Public urged to keep up anti-mosquito efforts
The Food and Environmental Hygiene Department (FEHD) today (May 20) announced that the monthly gravidtrap index for Aedes albopictus for April was 2.2 per cent and remained at Level 1 at its lowest, indicating that mosquito infestation in the areas surveyed was not extensive.
Among the 64 survey areas, no area recorded a gravidtrap index exceeding the alert level of 20 per cent. Moreover, the monthly density index for Aedes albopictus in April was 1.1, which represented that an average of 1.1 Aedes albopictus adults were found in the Aedes-positive gravidtraps, indicating that the number of adult Aedes albopictus was not high in the areas surveyed.
Since March this year, the FEHD has classified the density index for Aedes albopictus into three levels to make it easier for members of the public to grasp the number of adult Aedes albopictus collected in gravidtraps of survey areas. The lowest level is Level 1 (with an index of 1 to 1.5), indicating that the number of Aedes albopictus is not abundant in the locations with positive gravidtraps. Level 2 (with an index of 1.6 to 2.4) indicates that the number of Aedes albopictus is slightly abundant in the locations with positive gravidtraps. The highest level is Level 3 (with an index of 2.5 or above), indicating that the number of Aedes albopictus is abundant in the locations with positive gravidtraps. Specific mosquito prevention and control measures will be initiated in the locations concerned accordingly. The gravidtrap and density indices for Aedes albopictus in different survey areas as well as information on mosquito prevention and control measures are available on the department’s website at www.fehd.gov.hk.

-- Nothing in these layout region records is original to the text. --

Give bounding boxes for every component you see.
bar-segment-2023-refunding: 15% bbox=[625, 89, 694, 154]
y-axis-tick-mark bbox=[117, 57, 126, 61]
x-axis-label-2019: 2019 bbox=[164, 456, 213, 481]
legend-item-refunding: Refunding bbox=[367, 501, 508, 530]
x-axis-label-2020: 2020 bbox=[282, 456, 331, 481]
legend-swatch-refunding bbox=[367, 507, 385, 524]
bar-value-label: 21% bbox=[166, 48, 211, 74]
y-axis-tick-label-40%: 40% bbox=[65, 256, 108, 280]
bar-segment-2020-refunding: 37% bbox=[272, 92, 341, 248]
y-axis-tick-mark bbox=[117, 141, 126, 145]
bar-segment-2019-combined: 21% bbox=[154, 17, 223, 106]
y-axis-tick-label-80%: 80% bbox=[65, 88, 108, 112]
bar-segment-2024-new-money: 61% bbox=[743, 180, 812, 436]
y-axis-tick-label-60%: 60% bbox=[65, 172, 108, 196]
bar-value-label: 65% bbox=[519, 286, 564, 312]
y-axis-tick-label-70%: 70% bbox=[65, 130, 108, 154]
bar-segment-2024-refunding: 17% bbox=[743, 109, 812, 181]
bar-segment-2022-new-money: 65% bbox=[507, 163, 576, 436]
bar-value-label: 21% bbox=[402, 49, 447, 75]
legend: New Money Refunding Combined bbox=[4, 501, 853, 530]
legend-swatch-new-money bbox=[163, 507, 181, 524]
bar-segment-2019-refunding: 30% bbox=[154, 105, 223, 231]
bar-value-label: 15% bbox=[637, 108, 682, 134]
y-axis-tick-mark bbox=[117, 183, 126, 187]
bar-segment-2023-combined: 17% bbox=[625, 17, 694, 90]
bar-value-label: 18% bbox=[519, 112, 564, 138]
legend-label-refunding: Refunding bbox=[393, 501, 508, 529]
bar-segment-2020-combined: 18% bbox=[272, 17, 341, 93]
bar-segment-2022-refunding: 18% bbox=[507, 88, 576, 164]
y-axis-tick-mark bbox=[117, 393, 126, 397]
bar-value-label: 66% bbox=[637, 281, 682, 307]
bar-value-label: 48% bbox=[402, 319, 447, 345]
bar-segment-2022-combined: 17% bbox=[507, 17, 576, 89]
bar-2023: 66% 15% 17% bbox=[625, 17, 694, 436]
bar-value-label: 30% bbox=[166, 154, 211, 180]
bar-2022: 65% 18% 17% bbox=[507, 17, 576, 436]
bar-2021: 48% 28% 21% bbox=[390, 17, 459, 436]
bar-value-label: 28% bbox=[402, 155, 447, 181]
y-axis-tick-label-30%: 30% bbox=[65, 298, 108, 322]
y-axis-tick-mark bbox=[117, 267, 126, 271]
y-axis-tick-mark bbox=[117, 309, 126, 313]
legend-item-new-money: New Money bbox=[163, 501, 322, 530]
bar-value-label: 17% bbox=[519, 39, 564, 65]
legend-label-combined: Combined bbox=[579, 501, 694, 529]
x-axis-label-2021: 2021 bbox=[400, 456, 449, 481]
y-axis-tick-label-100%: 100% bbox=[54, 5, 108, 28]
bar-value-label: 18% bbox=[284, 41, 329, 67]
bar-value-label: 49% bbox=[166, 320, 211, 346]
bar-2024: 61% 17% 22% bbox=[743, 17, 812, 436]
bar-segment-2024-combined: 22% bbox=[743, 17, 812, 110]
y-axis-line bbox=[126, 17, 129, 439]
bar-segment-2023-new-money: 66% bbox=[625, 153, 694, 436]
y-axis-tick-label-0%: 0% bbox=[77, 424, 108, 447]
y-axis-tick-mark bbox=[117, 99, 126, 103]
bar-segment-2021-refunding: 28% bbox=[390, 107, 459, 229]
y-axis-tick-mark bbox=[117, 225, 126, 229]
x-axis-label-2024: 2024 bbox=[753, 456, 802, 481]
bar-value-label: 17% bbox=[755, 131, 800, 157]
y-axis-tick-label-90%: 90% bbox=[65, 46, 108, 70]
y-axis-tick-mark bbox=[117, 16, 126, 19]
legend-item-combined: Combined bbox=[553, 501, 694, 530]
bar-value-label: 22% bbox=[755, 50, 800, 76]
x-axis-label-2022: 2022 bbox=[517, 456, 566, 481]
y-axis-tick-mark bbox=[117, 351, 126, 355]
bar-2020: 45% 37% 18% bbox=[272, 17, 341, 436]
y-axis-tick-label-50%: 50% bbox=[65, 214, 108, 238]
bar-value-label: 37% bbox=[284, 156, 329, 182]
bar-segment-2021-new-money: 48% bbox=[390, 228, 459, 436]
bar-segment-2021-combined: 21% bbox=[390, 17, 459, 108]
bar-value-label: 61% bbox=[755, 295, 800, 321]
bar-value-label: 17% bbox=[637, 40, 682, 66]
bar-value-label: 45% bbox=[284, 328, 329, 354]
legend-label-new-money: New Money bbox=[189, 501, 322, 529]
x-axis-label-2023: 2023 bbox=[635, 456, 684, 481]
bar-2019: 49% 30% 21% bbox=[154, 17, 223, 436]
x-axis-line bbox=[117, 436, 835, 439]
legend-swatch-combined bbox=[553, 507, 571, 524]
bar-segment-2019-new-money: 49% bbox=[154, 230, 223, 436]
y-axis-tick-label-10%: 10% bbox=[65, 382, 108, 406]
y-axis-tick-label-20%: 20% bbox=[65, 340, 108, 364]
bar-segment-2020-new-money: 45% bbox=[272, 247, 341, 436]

The department reminded members of the public to carry out effective preventive and control measures against mosquitoes early because mosquitoes breed quickly in the hot and rainy summer weather.
A spokesman for the FEHD said, “Effective mosquito control requires the sustained effort of all parties concerned. The FEHD and relevant government departments will continue to intensify their mosquito prevention and control work covering areas under their purview and strengthen publicity and education. The FEHD is conducting a three-phase Anti-mosquito Campaign this year. The second phase of the territory-wide campaign, lasting nine weeks, has been launched on April 18 and will run until June 17. During the period, the district offices of the FEHD will target areas that have drawn particular concern to remove accumulated water and to carry out mosquito prevention and control work. After the second phase of the campaign, the FEHD will conduct territory-wide thematic mosquito prevention and control special operations, such as strengthening mosquito control measures at individual construction sites. To further enhance the effectiveness of mosquito control, the FEHD and relevant government departments have already launched the All-out Anti-mosquito Operations since March 10 to focus on eliminating potential breeding places of mosquitoes. The FEHD has called on property management bodies to arrange necessary repairs to their premises so that the chance of mosquito larvae hatching is reduced, and has conducted intense adult control by regular fogging operations.”
The FEHD appeals to members of the public to work together to carry out mosquito prevention and control measures early, including inspecting their homes and surroundings to remove potential breeding grounds, changing the water in vases and scrubbing the inner surfaces, removing the water in saucers under potted plants at least once a week, properly disposing of containers such as soft drink cans and lunch boxes, and drilling large holes in unused tyres. The FEHD also advises members of the public and estate management bodies to keep drains free of blockage and level all defective ground surfaces to prevent the accumulation of water. They should also scrub all drains and surface sewers with an alkaline detergent at least once a week to remove any mosquito eggs.
Aedes albopictus is a kind of mosquito that can transmit dengue fever (DF) as well as Zika virus infection. DF is commonly found in tropical and subtropical regions of the world, and has become endemic in many countries in Southeast Asia. The dengue activity in neighbouring areas has remained high.